Ich hab mich darauf gefreut, bis ich um die Ecke bog und die 16m hohe Kletterwand sah

Wir waren klettern. Es gibt einen Film darüber: Am Limit.

Es stinkt wie Hulle nach Schweiß und in ebensolchem gebadeten Füßen in der Halle. Und ich dachte bisher, das Ausleihen von Bowlingschuhen wäre schlimm.

Die 16m Wand ist sehr furchteinflößend und GottseiDank wird die Einführung an der 10m Wand gemacht.

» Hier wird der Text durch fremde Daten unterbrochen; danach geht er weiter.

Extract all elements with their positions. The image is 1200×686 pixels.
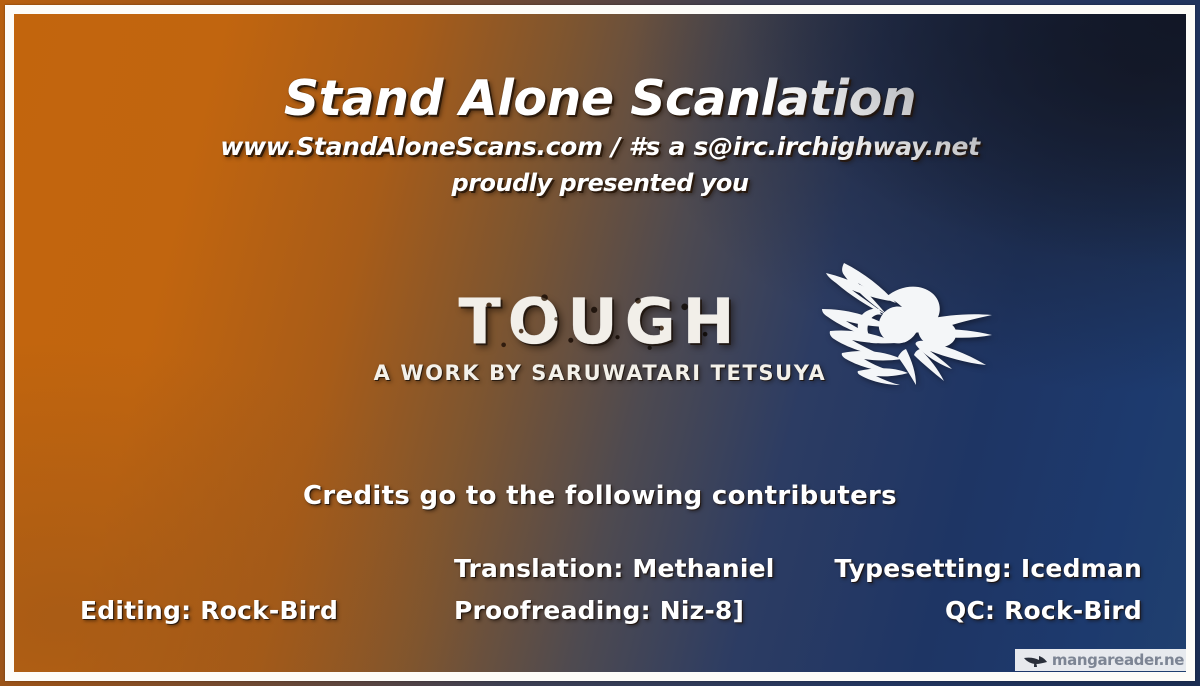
work-title: TOUGH	[458, 290, 741, 354]
site-watermark: mangareader.ne	[1015, 649, 1186, 671]
work-title-block: TOUGH A WORK BY SARUWATARI TETSUYA	[14, 290, 1186, 386]
credit-proofreading: Proofreading: Niz-8]	[454, 596, 744, 626]
work-title-text: TOUGH	[458, 285, 741, 358]
credit-translation: Translation: Methaniel	[454, 554, 775, 584]
group-name: Stand Alone Scanlation	[14, 70, 1186, 128]
group-urls: www.StandAloneScans.com / #s a s@irc.irc…	[14, 128, 1186, 166]
scanlation-credits-page: Stand Alone Scanlation www.StandAloneSca…	[0, 0, 1200, 686]
bird-logo-icon	[1023, 652, 1049, 668]
watermark-text: mangareader.ne	[1052, 651, 1184, 669]
credits-heading: Credits go to the following contributers	[14, 480, 1186, 512]
group-tagline: proudly presented you	[14, 166, 1186, 200]
credit-typesetting: Typesetting: Icedman	[834, 554, 1142, 584]
credits-grid: Editing: Rock-Bird Translation: Methanie…	[58, 548, 1156, 644]
artwork-canvas: Stand Alone Scanlation www.StandAloneSca…	[14, 14, 1186, 672]
work-author-line: A WORK BY SARUWATARI TETSUYA	[14, 360, 1186, 386]
credit-qc: QC: Rock-Bird	[945, 596, 1142, 626]
credit-editing: Editing: Rock-Bird	[80, 596, 338, 626]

Klettern macht arm: die anwesenden Männer minus geek können sich keinen Frisör mehr leisten, so dass ihre verfilzten Haare wild vom Kopf abstehen oder bis zur Hüfte in verfilzten Schnüren herumhängen. Generell sieht man eher abgewrackt aus.

Klettern macht sexy: dieses Klettergeschirr macht einen Knackpo. Hätte Heidi Klum ihren Seal beim Klettern kennengelernt, wären alle ihre Kinder höchstwahrscheinlich gleichzeitig, viel früher und im Akkord gezeugt worden. Man muss nur aufpassen, dass man den richtigen Pos hinterherschaut. Ansonsten kann das unschön enden für die Netzhaut. Und zum Glück (1) verhindert das Geschirr unbeabsichtigtes Verrutschen der Hose und somit Einblicke in die Tiefen des Menschlichen.

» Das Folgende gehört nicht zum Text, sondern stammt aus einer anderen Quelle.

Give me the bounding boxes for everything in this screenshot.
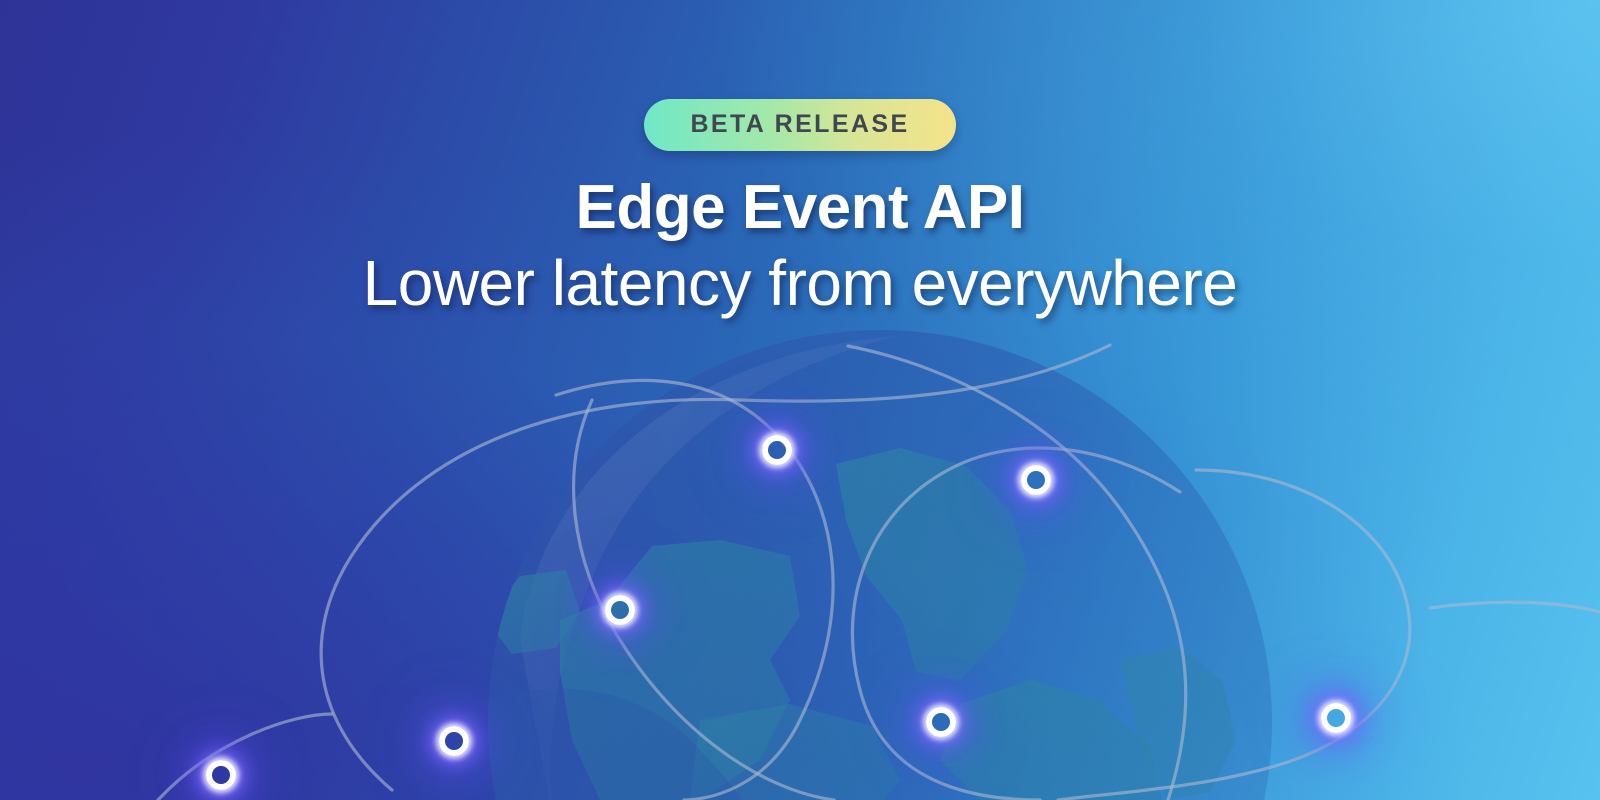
page-subtitle: Lower latency from everywhere bbox=[0, 248, 1600, 318]
network-node[interactable] bbox=[1021, 465, 1051, 495]
hero-banner: BETA RELEASE Edge Event API Lower latenc… bbox=[0, 0, 1600, 800]
orbit-arc-8 bbox=[1430, 602, 1600, 612]
network-node[interactable] bbox=[926, 707, 956, 737]
network-node[interactable] bbox=[439, 726, 469, 756]
hero-text-block: BETA RELEASE Edge Event API Lower latenc… bbox=[0, 0, 1600, 318]
page-title: Edge Event API bbox=[0, 175, 1600, 240]
network-node[interactable] bbox=[1321, 703, 1351, 733]
network-node[interactable] bbox=[206, 760, 236, 790]
beta-release-badge[interactable]: BETA RELEASE bbox=[644, 99, 955, 151]
orbit-arc-7 bbox=[158, 714, 332, 800]
network-node[interactable] bbox=[605, 595, 635, 625]
network-node[interactable] bbox=[762, 435, 792, 465]
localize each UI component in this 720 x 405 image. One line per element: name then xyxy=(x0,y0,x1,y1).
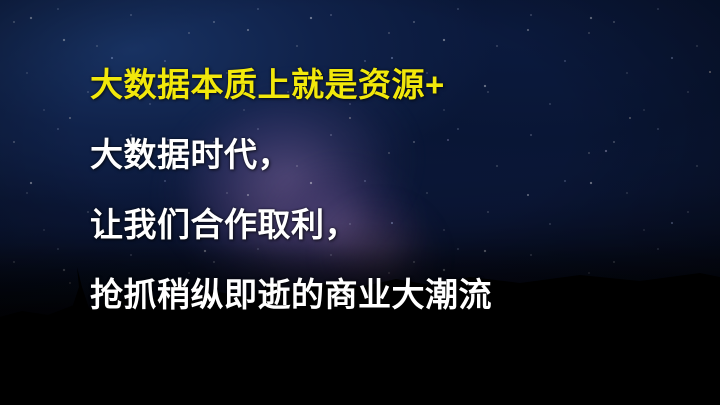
slide-body-line-1: 大数据时代， xyxy=(90,138,690,171)
slide-body-line-2: 让我们合作取利， xyxy=(90,208,690,241)
slide-headline-line: 大数据本质上就是资源+ xyxy=(90,68,690,101)
slide-body-line-3: 抢抓稍纵即逝的商业大潮流 xyxy=(90,278,690,311)
slide-text-block: 大数据本质上就是资源+ 大数据时代， 让我们合作取利， 抢抓稍纵即逝的商业大潮流 xyxy=(90,68,690,311)
presentation-slide: 大数据本质上就是资源+ 大数据时代， 让我们合作取利， 抢抓稍纵即逝的商业大潮流 xyxy=(0,0,720,405)
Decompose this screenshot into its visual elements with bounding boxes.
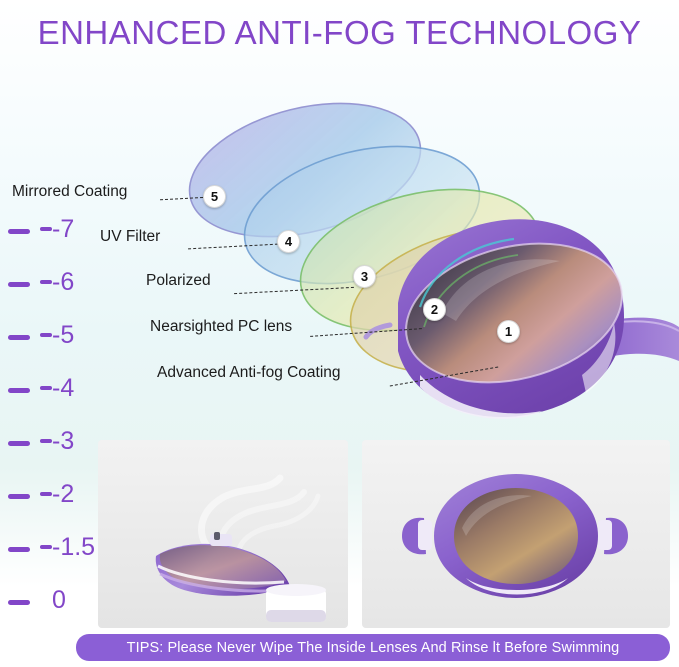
layer-number-4: 4 <box>277 230 300 253</box>
callout-label-mirrored-coating: Mirrored Coating <box>12 183 127 201</box>
scale-tick-icon <box>8 494 30 499</box>
scale-label: -4 <box>52 374 74 403</box>
layer-number-2: 2 <box>423 298 446 321</box>
scale-row: -2 <box>0 480 100 533</box>
scale-dash-icon <box>40 227 52 231</box>
scale-tick-icon <box>8 282 30 287</box>
scale-dash-icon <box>40 439 52 443</box>
page-title: ENHANCED ANTI-FOG TECHNOLOGY <box>0 14 679 52</box>
scale-tick-icon <box>8 335 30 340</box>
scale-label: 0 <box>52 586 66 615</box>
infographic-page: ENHANCED ANTI-FOG TECHNOLOGY <box>0 0 679 667</box>
callout-label-uv-filter: UV Filter <box>100 228 160 246</box>
scale-row: -3 <box>0 427 100 480</box>
scale-label: -2 <box>52 480 74 509</box>
goggles-with-steam-photo <box>98 440 348 628</box>
scale-tick-icon <box>8 229 30 234</box>
tips-text: TIPS: Please Never Wipe The Inside Lense… <box>127 640 620 656</box>
scale-row: -5 <box>0 321 100 374</box>
scale-label: -6 <box>52 268 74 297</box>
layer-number-3: 3 <box>353 265 376 288</box>
scale-dash-icon <box>40 492 52 496</box>
layer-number-5: 5 <box>203 185 226 208</box>
layer-number-1: 1 <box>497 320 520 343</box>
scale-tick-icon <box>8 600 30 605</box>
callout-label-polarized: Polarized <box>146 272 211 290</box>
tips-banner: TIPS: Please Never Wipe The Inside Lense… <box>76 634 670 661</box>
goggles-front-view-photo <box>362 440 670 628</box>
diopter-scale: -7 -6 -5 -4 -3 -2 -1 <box>0 215 100 645</box>
scale-row: -1.5 <box>0 533 100 586</box>
scale-dash-icon <box>40 545 52 549</box>
scale-label: -1.5 <box>52 533 95 562</box>
scale-label: -5 <box>52 321 74 350</box>
scale-dash-icon <box>40 386 52 390</box>
scale-row: -7 <box>0 215 100 268</box>
scale-tick-icon <box>8 441 30 446</box>
scale-label: -3 <box>52 427 74 456</box>
scale-dash-icon <box>40 280 52 284</box>
scale-row: -6 <box>0 268 100 321</box>
callout-label-nearsighted-pc-lens: Nearsighted PC lens <box>150 318 292 336</box>
scale-tick-icon <box>8 388 30 393</box>
scale-dash-icon <box>40 333 52 337</box>
scale-label: -7 <box>52 215 74 244</box>
scale-tick-icon <box>8 547 30 552</box>
scale-row: -4 <box>0 374 100 427</box>
scale-row: 0 <box>0 586 100 639</box>
callout-label-advanced-anti-fog-coating: Advanced Anti-fog Coating <box>157 364 341 382</box>
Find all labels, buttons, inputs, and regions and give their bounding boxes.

Zum Glück (2) erinnerte ich mich daran, dass man sich mit den Beinen hochstemmen und nicht mit den Armen hochziehen soll. Das erleichtert das heutige Kaffeetassenheben ungemein.

Zum Glück (3) kann ich auch mit zitternden Knien noch aufrecht stehen und konnte nach dem ersten erfolgreichen Gipfelsturm noch ein paar weitere dranhängen.

Gut, muss ich jetzt nicht täglich machen, aber bestimmt wirds mit tanjerine wiederholt. Ich muss die 16m Wand noch bezwingen und mich oben in die Gästebücher eintragen. Guter Tipp für Euch: Stift mitnehmen!